El programa Acompañar

Para frenar a los femicidas es necesario dar respuestas concretas a las mujeres en situación de violencia de género, y en ese contexto el programa Acompañar, del Ministerio de las Mujeres, Géneros y Diversidad, implementado en septiembre del año pasado, es un avance.

Acompañar brinda ayuda económica equivalente a un salario mínimo, durante un plazo de seis meses, y acompañamiento a mujeres y población LGBTIQ+ en situación grave de violencia de género.

No requiere de denuncia judicial, una de las novedades que potencian esta política que necesita de la articulación entre la Nación y los gobiernos provinciales y municipales para que sea efectiva.

Desde Río Negro, Ana María, de 44 años y quien vive con su hija de 11, cuenta que acceder a este programa la ayudó “a sostener” su decisión de alejarse del violento “porque sin apoyo económico es imposible, además, yo no tengo familia acá, entonces el Acompañar significó un montón para mí”.

Su testimonio y el de otras mujeres y travestis permiten hacer un recorrido en primera persona en este balance Ni Una Menos, donde la elección periodística fue buscar historias de reconstrucción y compromiso.

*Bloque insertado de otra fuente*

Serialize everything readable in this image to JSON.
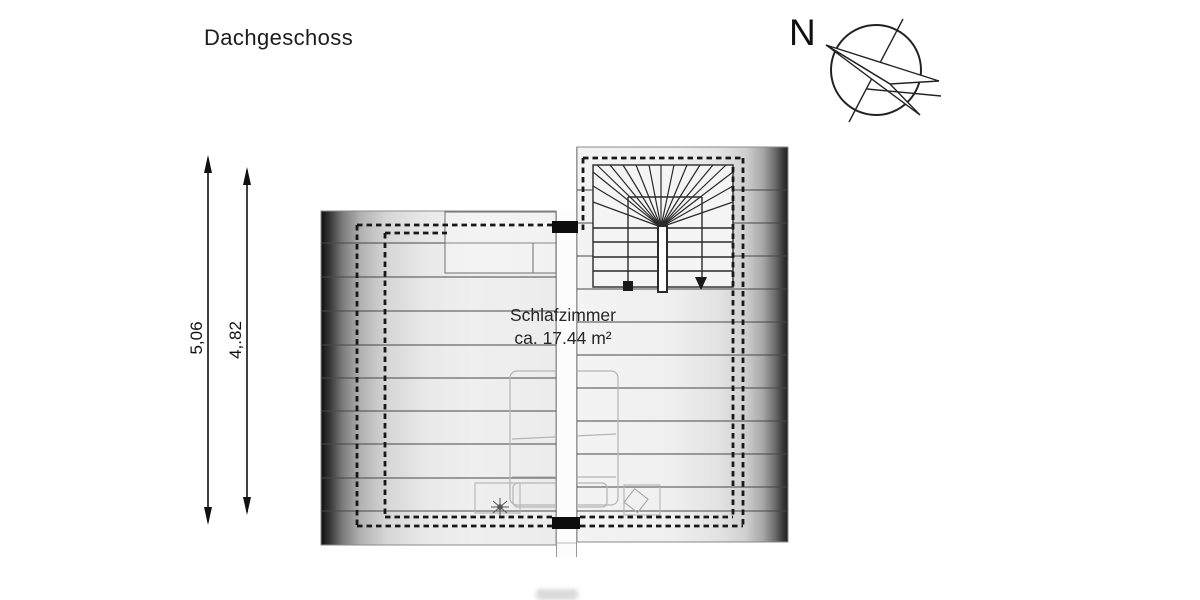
{
  "title": "Dachgeschoss",
  "compass": {
    "label": "N",
    "icon": "compass-north-arrow-icon"
  },
  "dimensions": {
    "outer": "5,06",
    "inner": "4,.82"
  },
  "room": {
    "name": "Schlafzimmer",
    "area": "ca. 17.44 m²"
  },
  "palette": {
    "background": "#ffffff",
    "line_dark": "#1a1a1a",
    "roof_line": "#474747",
    "furniture_line": "#b4b4b4",
    "roof_shade_dark": "#101010",
    "roof_shade_light": "#f1f1f1"
  }
}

Por primera vez se conmemora el Ni Una Menos con aborto legal

El sexto aniversario de la convocatoria Ni Una Menos, que surgió en la Argentina y se extendió a distintas regiones del mundo, se conmemora por primera vez con el derecho garantizado a la interrupción voluntaria del embarazo (IVE) en al país, gracias a la ley sancionada en diciembre último por impulso de los movimientos de mujeres y de las disidencias.

El debate por la legalización del aborto que logró la Ley 27.610 de IVE, tiene una cronología impulsada y sostenida por las organizaciones de mujeres, feministas y personas LGBTIQ+, en un entramado único en el mundo que confluye en la Campaña Nacional por el Derecho al Aborto Legal, Seguro y Gratuito.

La Campaña surgió de otro espacio que no reconoce antecedentes en otros países: el Encuentro Nacional de Mujeres que ya lleva 35 ediciones.

Estos dos movimientos feministas son la siembra histórica que dio sus frutos el 3 de junio del 2015 con la masividad en las calles y en la agenda periodística del pedido colectivo Ni Una Menos, Vivas Nos Queremos.

La violencia de la ilegalidad del aborto, que impulsaba la clandestinidad de la práctica generando la muerte de mujeres o la mutilación de sus cuerpos, cerró un ciclo en el país con la sanción de la Ley IVE.

En ese proceso, la presentación que hizo el último viernes el Ministerio de Salud de un protocolo que brinda herramientas concretas para realizar la IVE y la interrupción legal del embarazo (ILE), fue otro corolario al largo proceso de lucha feminista.

El Protocolo para la Atención Integral de las personas con derecho a la Interrupción Voluntaria y Legal del Embarazo “estandariza las buenas prácticas en términos de atención clínica integral que es propia de los saberes de la salud, con la finalidad de despejar dudas acerca de los cursos de acción terapéutica que sanitariamente se abren como opción frente a una interrupción de embarazo autorizada por la ley”, destacó la abogada Soledad Deza.